Bagaimana Perlindungan Hukum Nasabah yang Diteror oleh Debt Collector Pinjol Ilegal?

Fenomena pinjaman online (pinjol) ilegal di Indonesia saat ini telah berkembang menjadi krisis serius yang menjerat masyarakat dengan iming-iming dana cepat namun berujung pada pelanggaran hak asasi manusia. Praktik ini kerap dilakukan dengan cara penagihan yang meresahkan, dimana para debt collector tidak segan melakukan intimidasi verbal, penyebaran foto atau video pribadi, hingga meneror pihak lain di luar debitur dan kontak daruratnya yang tidak tahu-menahu mengenai hutang tersebut. Tindakan agresif ini jelas bertentangan dengan hukum.

Otoritas Jasa Keuangan (OJK) telah menetapkan batasan yang sangat tegas mengenai etika penagihan melalui Peraturan OJK Nomor 10/POJK.05/2022 dan Surat Edaran OJK Nomor 19/SEOJK.06/2023. Berdasarkan regulasi tersebut, setiap upaya penagihan wajib mematuhi norma kesopanan dan dilarang keras menggunakan tekanan fisik maupun mental.

Tindakan debt collector yang mempermalukan debitur, meneror dengan kata-kata kasar, atau menagih di luar jam operasional yang wajar adalah pelanggaran langsung terhadap pedoman perilaku yang diatur dalam POJK tersebut. Lebih parah lagi, aturan ini juga melarang penagihan kepada pihak ketiga yang tidak berutang, namun debt collector ilegal justru sering menargetkan keluarga atau teman debitur sebagai sarana intimidasi.

Tindakan debt collector yang sering mengakses galeri foto atau menghubungi kontak darurat tanpa izin merupakan pelanggaran terhadap privasi. Hal ini diatur dalam Undang-Undang Nomor 27 Tahun 2022 tentang Pelindungan Data Pribadi (UU PDP). Secara spesifik, Pasal 65 ayat (1) dan (3) undang-undang ini melarang setiap orang untuk memperoleh, mengumpulkan, dan menggunakan data pribadi yang bukan miliknya secara melawan hukum.

Pelanggaran terhadap pasal ini memiliki konsekuensi berat sebagaimana diatur dalam Pasal 67, dimana pelakunya dapat diancam dengan pidana penjara paling lama 5 tahun dan denda hingga Rp5 miliar. Artinya, jika ada penagih yang menyebarkan foto KTP atau wajah nasabah ke grup WhatsApp kantor atau keluarga tanpa izin, mereka dapat dipidana.
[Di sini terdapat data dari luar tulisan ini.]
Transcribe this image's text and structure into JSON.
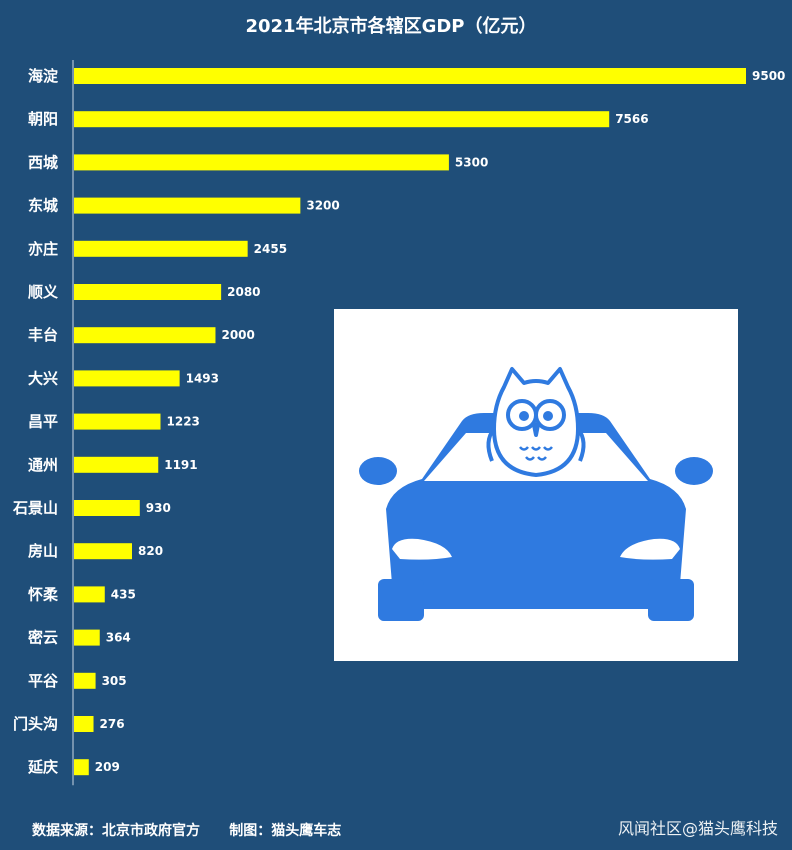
{
  "chart_data": {
    "type": "bar",
    "orientation": "horizontal",
    "title": "2021年北京市各辖区GDP（亿元）",
    "categories": [
      "海淀",
      "朝阳",
      "西城",
      "东城",
      "亦庄",
      "顺义",
      "丰台",
      "大兴",
      "昌平",
      "通州",
      "石景山",
      "房山",
      "怀柔",
      "密云",
      "平谷",
      "门头沟",
      "延庆"
    ],
    "values": [
      9500,
      7566,
      5300,
      3200,
      2455,
      2080,
      2000,
      1493,
      1223,
      1191,
      930,
      820,
      435,
      364,
      305,
      276,
      209
    ],
    "xlim": [
      0,
      9500
    ],
    "grid": false,
    "bar_color": "#ffff00",
    "axis_color": "#c9d6e3"
  },
  "footer": {
    "source": "数据来源：北京市政府官方      制图：猫头鹰车志",
    "watermark": "风闻社区@猫头鹰科技"
  },
  "logo": {
    "icon": "owl-on-car-icon",
    "color": "#2f7ae0"
  }
}
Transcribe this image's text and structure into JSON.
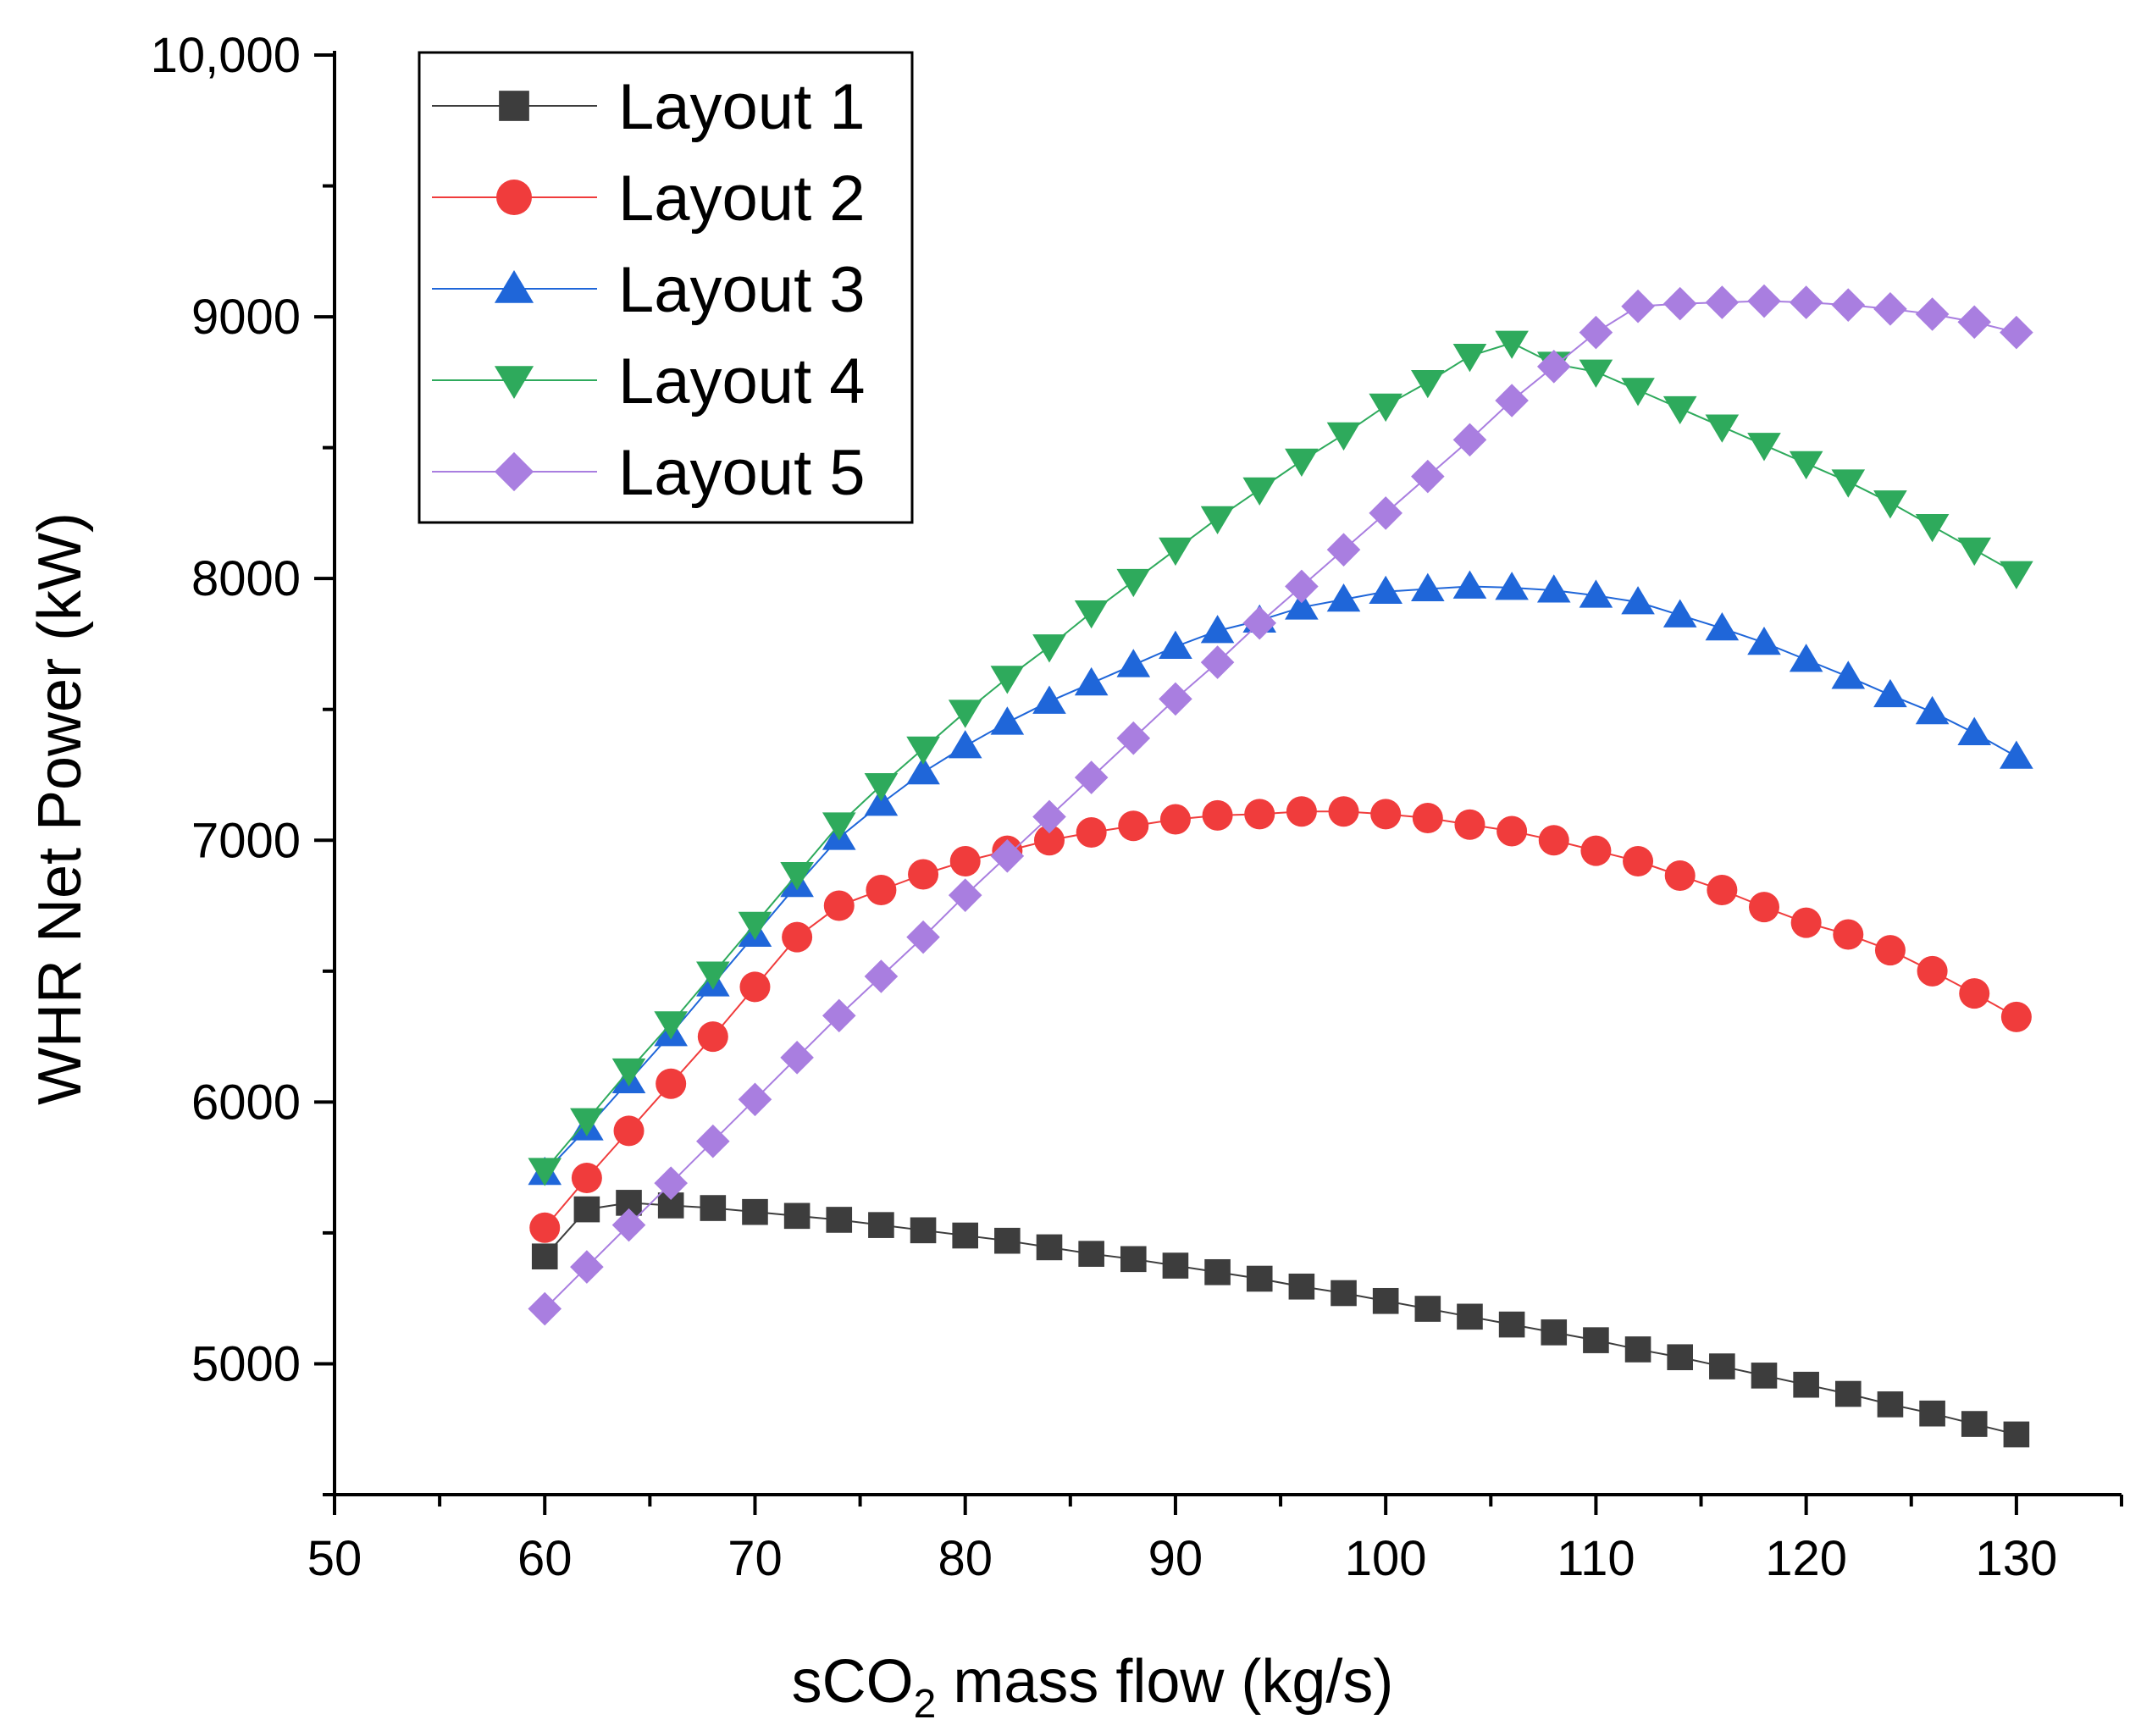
{
  "chart_data": {
    "type": "line",
    "title": "",
    "xlabel_prefix": "sCO",
    "xlabel_sub": "2",
    "xlabel_suffix": " mass flow (kg/s)",
    "ylabel": "WHR Net Power (kW)",
    "xlim": [
      50,
      135
    ],
    "ylim": [
      4500,
      10000
    ],
    "x_ticks": [
      50,
      60,
      70,
      80,
      90,
      100,
      110,
      120,
      130
    ],
    "y_ticks": [
      5000,
      6000,
      7000,
      8000,
      9000,
      10000
    ],
    "y_tick_labels": [
      "5000",
      "6000",
      "7000",
      "8000",
      "9000",
      "10,000"
    ],
    "legend_position": "top-left",
    "grid": false,
    "x": [
      60,
      62,
      64,
      66,
      68,
      70,
      72,
      74,
      76,
      78,
      80,
      82,
      84,
      86,
      88,
      90,
      92,
      94,
      96,
      98,
      100,
      102,
      104,
      106,
      108,
      110,
      112,
      114,
      116,
      118,
      120,
      122,
      124,
      126,
      128,
      130
    ],
    "series": [
      {
        "name": "Layout 1",
        "color": "#3d3d3d",
        "marker": "square",
        "values": [
          5410,
          5590,
          5615,
          5605,
          5595,
          5580,
          5565,
          5550,
          5530,
          5510,
          5490,
          5470,
          5445,
          5420,
          5400,
          5375,
          5350,
          5325,
          5295,
          5270,
          5240,
          5210,
          5180,
          5150,
          5120,
          5090,
          5055,
          5025,
          4990,
          4955,
          4920,
          4885,
          4845,
          4810,
          4770,
          4730
        ]
      },
      {
        "name": "Layout 2",
        "color": "#f03c3c",
        "marker": "circle",
        "values": [
          5520,
          5710,
          5890,
          6070,
          6250,
          6440,
          6630,
          6750,
          6810,
          6870,
          6920,
          6960,
          7000,
          7030,
          7055,
          7080,
          7095,
          7100,
          7110,
          7110,
          7100,
          7085,
          7060,
          7035,
          7000,
          6960,
          6920,
          6865,
          6810,
          6745,
          6685,
          6640,
          6580,
          6500,
          6415,
          6325
        ]
      },
      {
        "name": "Layout 3",
        "color": "#1f66d9",
        "marker": "triangle-up",
        "values": [
          5730,
          5900,
          6080,
          6260,
          6450,
          6640,
          6830,
          7010,
          7140,
          7260,
          7360,
          7450,
          7530,
          7600,
          7670,
          7740,
          7800,
          7840,
          7890,
          7920,
          7950,
          7960,
          7970,
          7965,
          7955,
          7935,
          7910,
          7860,
          7810,
          7755,
          7690,
          7625,
          7555,
          7490,
          7410,
          7320
        ]
      },
      {
        "name": "Layout 4",
        "color": "#2eaa5c",
        "marker": "triangle-down",
        "values": [
          5740,
          5930,
          6120,
          6300,
          6490,
          6680,
          6870,
          7060,
          7210,
          7350,
          7490,
          7620,
          7740,
          7870,
          7990,
          8110,
          8230,
          8340,
          8450,
          8550,
          8660,
          8750,
          8850,
          8900,
          8820,
          8790,
          8720,
          8650,
          8580,
          8510,
          8440,
          8370,
          8290,
          8200,
          8110,
          8020
        ]
      },
      {
        "name": "Layout 5",
        "color": "#a97ee0",
        "marker": "diamond",
        "values": [
          5210,
          5370,
          5530,
          5690,
          5850,
          6010,
          6170,
          6330,
          6480,
          6630,
          6790,
          6940,
          7090,
          7240,
          7390,
          7540,
          7680,
          7830,
          7970,
          8110,
          8250,
          8390,
          8530,
          8680,
          8810,
          8940,
          9040,
          9050,
          9055,
          9060,
          9055,
          9045,
          9030,
          9010,
          8980,
          8940
        ]
      }
    ]
  }
}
Perlindungan hukum bagi nasabah juga mencakup ranah siber, terutama ketika penagihan dilakukan melalui pesan elektronik seperti WhatsApp atau SMS yang berisi ancaman. Berdasarkan Undang-Undang Nomor 1 Tahun 2024 tentang Perubahan Kedua UU ITE, terdapat sejumlah pasal yang dapat menjerat pelaku teror digital.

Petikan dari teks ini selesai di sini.